The maker of hand-forged decorative lighting and accessories announced Wednesday that it was reducing its work week and production "until retail markets recover from the shock of the financial news of the last few weeks."
In order to minimize the impact on employees' paychecks, Hubbardton Forge will pay employees an advance on a portion of their profit-sharing bonus which is usually paid at the end of the year.
In conjunction with that, the Castleton-based company has also applied to participate in Vermont's Short-Time Compensation program, which provides unemployment benefits based on reduced hours.
Hubbardton Forge officials announced the plan Wednesday at a company-wide meeting with its 250 employees.
According to the company, the combined approach of the profit-sharing advance and unemployment benefits will help workers retain most of their income.
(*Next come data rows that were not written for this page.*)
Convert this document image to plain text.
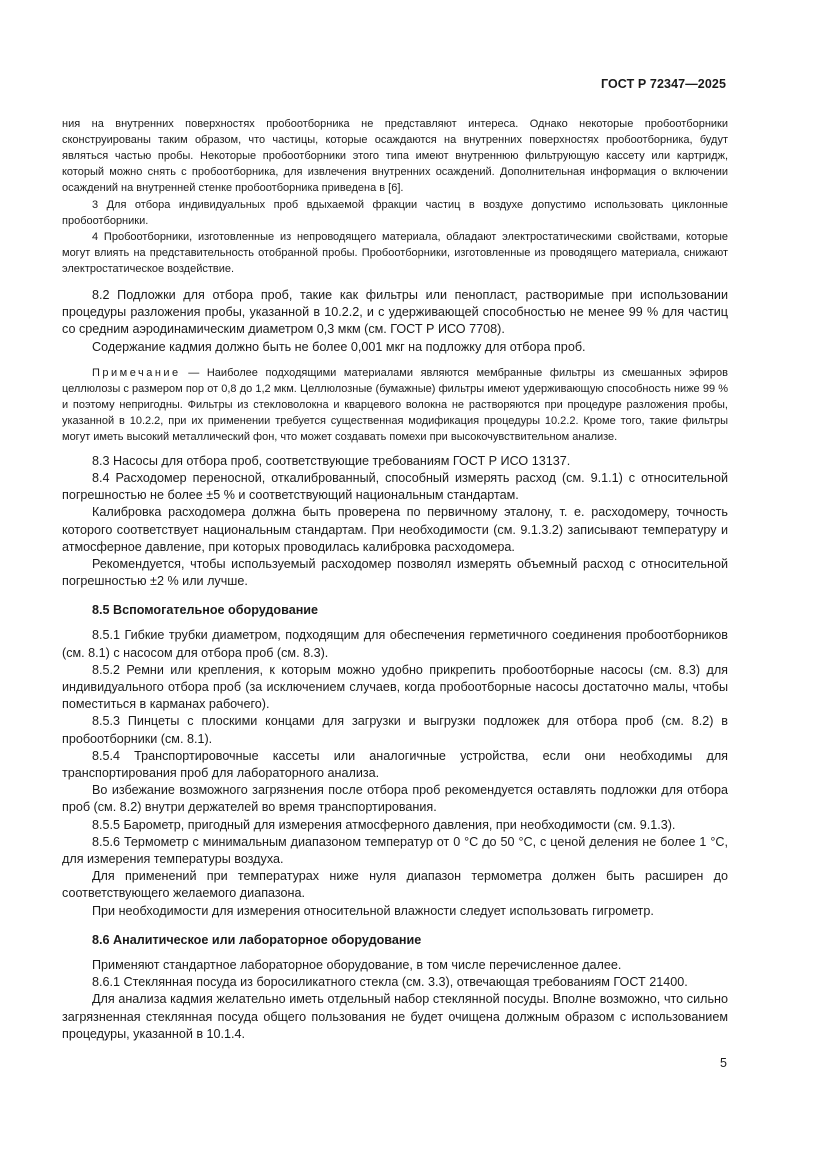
ГОСТ Р 72347—2025

ния на внутренних поверхностях пробоотборника не представляют интереса. Однако некоторые пробоотборники сконструированы таким образом, что частицы, которые осаждаются на внутренних поверхностях пробоотборника, будут являться частью пробы. Некоторые пробоотборники этого типа имеют внутреннюю фильтрующую кассету или картридж, который можно снять с пробоотборника, для извлечения внутренних осаждений. Дополнительная информация о включении осаждений на внутренней стенке пробоотборника приведена в [6].

3 Для отбора индивидуальных проб вдыхаемой фракции частиц в воздухе допустимо использовать циклонные пробоотборники.

4 Пробоотборники, изготовленные из непроводящего материала, обладают электростатическими свойствами, которые могут влиять на представительность отобранной пробы. Пробоотборники, изготовленные из проводящего материала, снижают электростатическое воздействие.

8.2 Подложки для отбора проб, такие как фильтры или пенопласт, растворимые при использовании процедуры разложения пробы, указанной в 10.2.2, и с удерживающей способностью не менее 99 % для частиц со средним аэродинамическим диаметром 0,3 мкм (см. ГОСТ Р ИСО 7708).

Содержание кадмия должно быть не более 0,001 мкг на подложку для отбора проб.

Примечание — Наиболее подходящими материалами являются мембранные фильтры из смешанных эфиров целлюлозы с размером пор от 0,8 до 1,2 мкм. Целлюлозные (бумажные) фильтры имеют удерживающую способность ниже 99 % и поэтому непригодны. Фильтры из стекловолокна и кварцевого волокна не растворяются при процедуре разложения пробы, указанной в 10.2.2, при их применении требуется существенная модификация процедуры 10.2.2. Кроме того, такие фильтры могут иметь высокий металлический фон, что может создавать помехи при высокочувствительном анализе.

8.3 Насосы для отбора проб, соответствующие требованиям ГОСТ Р ИСО 13137.

8.4 Расходомер переносной, откалиброванный, способный измерять расход (см. 9.1.1) с относительной погрешностью не более ±5 % и соответствующий национальным стандартам.

Калибровка расходомера должна быть проверена по первичному эталону, т. е. расходомеру, точность которого соответствует национальным стандартам. При необходимости (см. 9.1.3.2) записывают температуру и атмосферное давление, при которых проводилась калибровка расходомера.

Рекомендуется, чтобы используемый расходомер позволял измерять объемный расход с относительной погрешностью ±2 % или лучше.

8.5 Вспомогательное оборудование

8.5.1 Гибкие трубки диаметром, подходящим для обеспечения герметичного соединения пробоотборников (см. 8.1) с насосом для отбора проб (см. 8.3).

8.5.2 Ремни или крепления, к которым можно удобно прикрепить пробоотборные насосы (см. 8.3) для индивидуального отбора проб (за исключением случаев, когда пробоотборные насосы достаточно малы, чтобы поместиться в карманах рабочего).

8.5.3 Пинцеты с плоскими концами для загрузки и выгрузки подложек для отбора проб (см. 8.2) в пробоотборники (см. 8.1).

8.5.4 Транспортировочные кассеты или аналогичные устройства, если они необходимы для транспортирования проб для лабораторного анализа.

Во избежание возможного загрязнения после отбора проб рекомендуется оставлять подложки для отбора проб (см. 8.2) внутри держателей во время транспортирования.

8.5.5 Барометр, пригодный для измерения атмосферного давления, при необходимости (см. 9.1.3).

8.5.6 Термометр с минимальным диапазоном температур от 0 °C до 50 °C, с ценой деления не более 1 °C, для измерения температуры воздуха.

Для применений при температурах ниже нуля диапазон термометра должен быть расширен до соответствующего желаемого диапазона.

При необходимости для измерения относительной влажности следует использовать гигрометр.

8.6 Аналитическое или лабораторное оборудование

Применяют стандартное лабораторное оборудование, в том числе перечисленное далее.

8.6.1 Стеклянная посуда из боросиликатного стекла (см. 3.3), отвечающая требованиям ГОСТ 21400.

Для анализа кадмия желательно иметь отдельный набор стеклянной посуды. Вполне возможно, что сильно загрязненная стеклянная посуда общего пользования не будет очищена должным образом с использованием процедуры, указанной в 10.1.4.

5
Hubbardton Forge is reducing the number of hours worked by production workers and some other employees by approximately 20 percent, or eight hours a week. First shift production employees who now work a five-day week will work four days while the second shift will go from a four-day week to a three-day week.
Company CEO Ben Anderson-Ray said Wednesday while many companies would have resorted to layoffs faced with the same situation, Hubbardton Forge came up with a creative plan to avoid layoffs and preserve its workforce.
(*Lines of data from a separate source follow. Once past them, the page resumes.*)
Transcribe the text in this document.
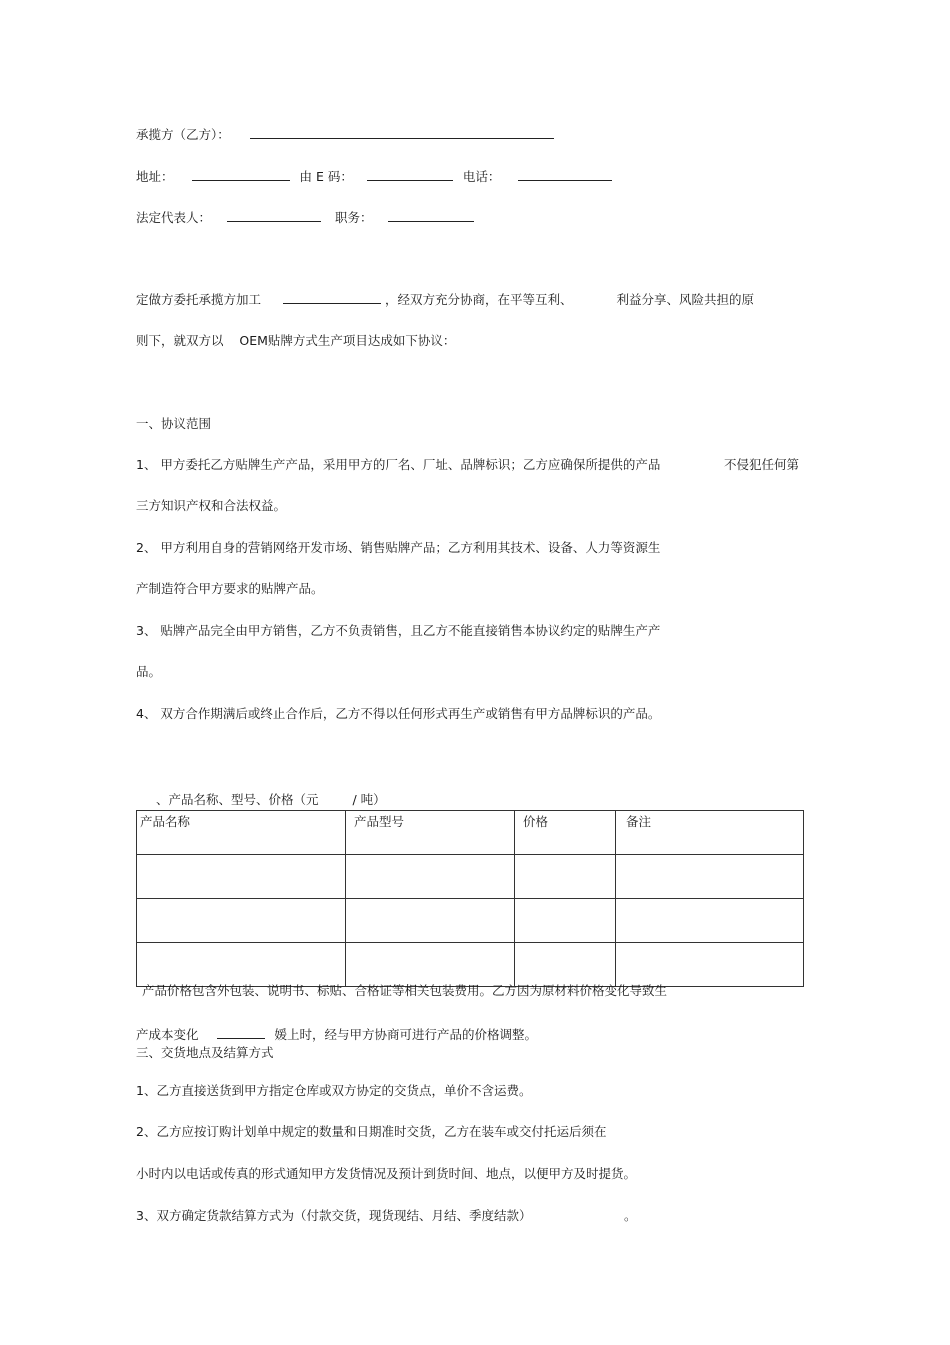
承揽方（乙方）：
地址：	由 E 码：	电话：
法定代表人：	职务：
定做方委托承揽方加工	，经双方充分协商，在平等互利、	利益分享、风险共担的原
则下，就双方以    OEM贴牌方式生产项目达成如下协议：
一、协议范围
1、 甲方委托乙方贴牌生产产品，采用甲方的厂名、厂址、品牌标识；乙方应确保所提供的产品	不侵犯任何第
三方知识产权和合法权益。
2、 甲方利用自身的营销网络开发市场、销售贴牌产品；乙方利用其技术、设备、人力等资源生
产制造符合甲方要求的贴牌产品。
3、 贴牌产品完全由甲方销售，乙方不负责销售，且乙方不能直接销售本协议约定的贴牌生产产
品。
4、 双方合作期满后或终止合作后，乙方不得以任何形式再生产或销售有甲方品牌标识的产品。
、产品名称、型号、价格（元	/ 吨）
产品名称	产品型号	价格	备注

产品价格包含外包装、说明书、标贴、合格证等相关包装费用。乙方因为原材料价格变化导致生
产成本变化	媛上时，经与甲方协商可进行产品的价格调整。
三、交货地点及结算方式
1、乙方直接送货到甲方指定仓库或双方协定的交货点，单价不含运费。
2、乙方应按订购计划单中规定的数量和日期准时交货，乙方在装车或交付托运后须在
小时内以电话或传真的形式通知甲方发货情况及预计到货时间、地点，以便甲方及时提货。
3、双方确定货款结算方式为（付款交货，现货现结、月结、季度结款）	。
"The way we're doing it is putting programs in place that we believe will allow our employees to remain relatively whole in terms of their cash flow and making sure we're keeping our capacity in place," said Anderson-Ray, who joined the company last month.
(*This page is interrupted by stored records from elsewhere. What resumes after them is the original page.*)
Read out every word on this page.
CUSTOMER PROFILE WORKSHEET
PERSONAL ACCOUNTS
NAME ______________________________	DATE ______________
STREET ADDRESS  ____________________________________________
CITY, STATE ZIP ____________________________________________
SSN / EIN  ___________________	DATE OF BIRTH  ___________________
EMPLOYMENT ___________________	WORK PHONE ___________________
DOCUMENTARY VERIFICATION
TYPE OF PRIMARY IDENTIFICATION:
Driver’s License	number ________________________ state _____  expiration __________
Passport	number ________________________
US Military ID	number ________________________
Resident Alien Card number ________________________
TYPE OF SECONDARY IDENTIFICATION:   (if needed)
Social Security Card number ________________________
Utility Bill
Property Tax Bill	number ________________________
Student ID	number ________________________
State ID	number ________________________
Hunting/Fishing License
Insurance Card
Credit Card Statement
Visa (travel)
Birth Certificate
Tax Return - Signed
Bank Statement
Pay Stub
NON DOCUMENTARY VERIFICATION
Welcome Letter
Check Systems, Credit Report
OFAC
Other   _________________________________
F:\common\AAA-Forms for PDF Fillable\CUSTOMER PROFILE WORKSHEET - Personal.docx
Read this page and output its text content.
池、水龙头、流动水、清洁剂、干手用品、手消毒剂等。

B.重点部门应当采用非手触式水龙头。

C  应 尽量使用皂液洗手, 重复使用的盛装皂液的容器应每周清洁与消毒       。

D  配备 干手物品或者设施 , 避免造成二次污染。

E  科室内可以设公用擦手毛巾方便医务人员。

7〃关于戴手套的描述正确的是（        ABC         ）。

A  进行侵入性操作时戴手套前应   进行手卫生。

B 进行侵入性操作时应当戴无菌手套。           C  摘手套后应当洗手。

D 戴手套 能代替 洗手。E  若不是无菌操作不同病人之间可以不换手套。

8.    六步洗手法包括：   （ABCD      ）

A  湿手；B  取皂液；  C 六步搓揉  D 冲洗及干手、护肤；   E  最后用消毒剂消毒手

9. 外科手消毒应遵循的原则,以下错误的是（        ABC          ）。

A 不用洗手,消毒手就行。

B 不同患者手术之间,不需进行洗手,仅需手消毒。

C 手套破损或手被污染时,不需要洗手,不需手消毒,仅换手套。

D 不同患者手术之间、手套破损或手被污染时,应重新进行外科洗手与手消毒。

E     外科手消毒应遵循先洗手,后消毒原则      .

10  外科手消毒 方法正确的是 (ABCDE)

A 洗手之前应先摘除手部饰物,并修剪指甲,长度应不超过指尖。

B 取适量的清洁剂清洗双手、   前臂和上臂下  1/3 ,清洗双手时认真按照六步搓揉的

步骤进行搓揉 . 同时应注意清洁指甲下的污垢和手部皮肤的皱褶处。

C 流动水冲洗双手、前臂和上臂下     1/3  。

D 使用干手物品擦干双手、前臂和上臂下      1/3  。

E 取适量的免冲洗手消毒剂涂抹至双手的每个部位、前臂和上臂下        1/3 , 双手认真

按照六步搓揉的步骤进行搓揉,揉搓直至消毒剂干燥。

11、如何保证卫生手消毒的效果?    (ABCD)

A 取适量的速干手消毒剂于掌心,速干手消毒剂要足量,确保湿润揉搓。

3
He said the reduced work week would remain in effect until the end of the year. He also expressed confidence in the company's future, saying the situation was only temporary.
"We believe we're very well positioned to weather the uncertainty in the market right now," said Anderson Ray, who previously worked for GE Lighting, Black & Decker and Rubbermaid. "We have a lot of growth plans that are kicking in."
He added that the short-term cutback in hours will have no effect on plans to eventually expand to a 24-acre parcel in Fair Haven the company purchased last month.
While sales to date are slightly ahead of last year, the company began seeing a slowdown in orders in late summer. Anderson-Ray said that slowdown has accelerated over the last few weeks, coinciding with the financial crisis that has gripped the country.
Hubbardton Forge has a policy of sharing financial information with its employees as well as seeking their input on company operations.
Anderson-Ray said most employees were pleased with the approach the company is taking as a way to avoid layoffs.
The company also announced an increase in its sales and marketing efforts while focusing on product innovation.
In January, company officials will attend the annual American Lighting Association trade show in Dallas where Hubbardton Forge will introduce its largest number of new lighting products.
"The investments we make today in our product and our people is what will position us to return to our historically strong growth rates as consumers regain confidence in the financial markets," company co-founder and chairman George Chandler said in a statement.
The company has recorded double-digit growth over the past two decades.
Last year, Hubbardton Forge made Inc. magazine's list of 5,000 fastest-growing private companies. The company's revenues increased from $18.3 million in 2003 to $30 million in 2006.
The company's primary customers are lighting showrooms and contract dealers around the country as well as catalog companies including L.L. Bean.